The ideation stage is how you get from goal to result. It's the roadmap of your podcast, which outlines your podcast arc from beginning to end. I recommend using a "wagon wheel" model with your topic inside a middle "hub;" branching out to three quadrants: beginning, middle, end (BME). Within each quadrant create bubbles containing episodes or clusters of episodes, each with a specific milestone to achieve or question to answer. Below are some examples to illustrate.
Exit: 30 episodes (3 seasons, 10 episodes per season).
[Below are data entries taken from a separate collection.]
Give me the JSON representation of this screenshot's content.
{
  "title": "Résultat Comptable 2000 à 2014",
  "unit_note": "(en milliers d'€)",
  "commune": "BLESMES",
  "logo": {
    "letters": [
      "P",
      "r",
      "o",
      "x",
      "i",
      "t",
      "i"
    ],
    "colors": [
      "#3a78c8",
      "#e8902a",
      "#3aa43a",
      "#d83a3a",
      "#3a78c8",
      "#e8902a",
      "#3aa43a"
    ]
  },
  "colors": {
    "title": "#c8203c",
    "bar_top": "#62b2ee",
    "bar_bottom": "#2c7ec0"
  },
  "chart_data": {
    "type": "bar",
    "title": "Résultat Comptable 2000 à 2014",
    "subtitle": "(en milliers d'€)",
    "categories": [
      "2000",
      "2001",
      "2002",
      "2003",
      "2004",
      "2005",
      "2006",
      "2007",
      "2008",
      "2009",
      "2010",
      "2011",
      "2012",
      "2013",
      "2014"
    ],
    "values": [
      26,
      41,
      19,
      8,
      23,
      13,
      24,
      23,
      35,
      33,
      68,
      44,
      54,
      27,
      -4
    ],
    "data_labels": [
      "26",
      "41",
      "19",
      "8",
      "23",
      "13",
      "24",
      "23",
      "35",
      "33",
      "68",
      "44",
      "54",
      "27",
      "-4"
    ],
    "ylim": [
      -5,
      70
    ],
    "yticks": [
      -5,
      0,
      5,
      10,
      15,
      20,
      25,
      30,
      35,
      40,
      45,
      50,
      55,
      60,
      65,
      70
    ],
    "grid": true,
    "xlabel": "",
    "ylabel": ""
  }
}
Goal: learn about beekeeping.
Result: By the end of the show I want to be knowledgeable about beekeeping and/or become a beekeeper.
Ideation: 27 episodes.
Exit: 25 episodes (5 seasons, 5 episodes per season)
Topic: Sci-fi story.
Goal: Create an audioplay (entertain)
Result: Write a book or screenplay based on the episodes.
Ideation: 16 episodes.
Match your exit to your ideation plan
Once you've mapped out your podcast, see how it aligns with your exit. In example 1, the exit is 30 episodes and the ideation totals 27. This is a good match as the numbers are fairly close. I can adjust the exit down to 27 or if I feel there's more to talk about, I can expand the show. However, don't add filler for the sake of it. 27 episodes is a perfectly good number for a full series.
In example 2, I have a converse situation. I want to create my own radio show with five seasons, 25 episodes total. However, my ideation falls short at 16 episodes. Here, I may want to evaluate whether my exit is too broad or if my story is too thin and needs to be fleshed out more.
The point of this exercise is not to have an exact number but a general guide and roadmap for your show. This will give you the confidence and direction to stick with it to the end.
Come up with a goal and result for your podcast and write them down. Next, ideate your podcast with the three hemispheres and come up with questions, milestones or subtopics within bubbles grouped by hemisphere. If you can, guestimate how many episodes you want to devote to each bubble. It doesn't have to be perfect at this point. Finally, tally the episodes and compare with your exit. If the numbers are close, you have a solid plan. If they're way off, go back and see if your exit or your ideation needs tweaking. Again, this doesn't have to be exact but you should have a good idea of starting and end points for your show.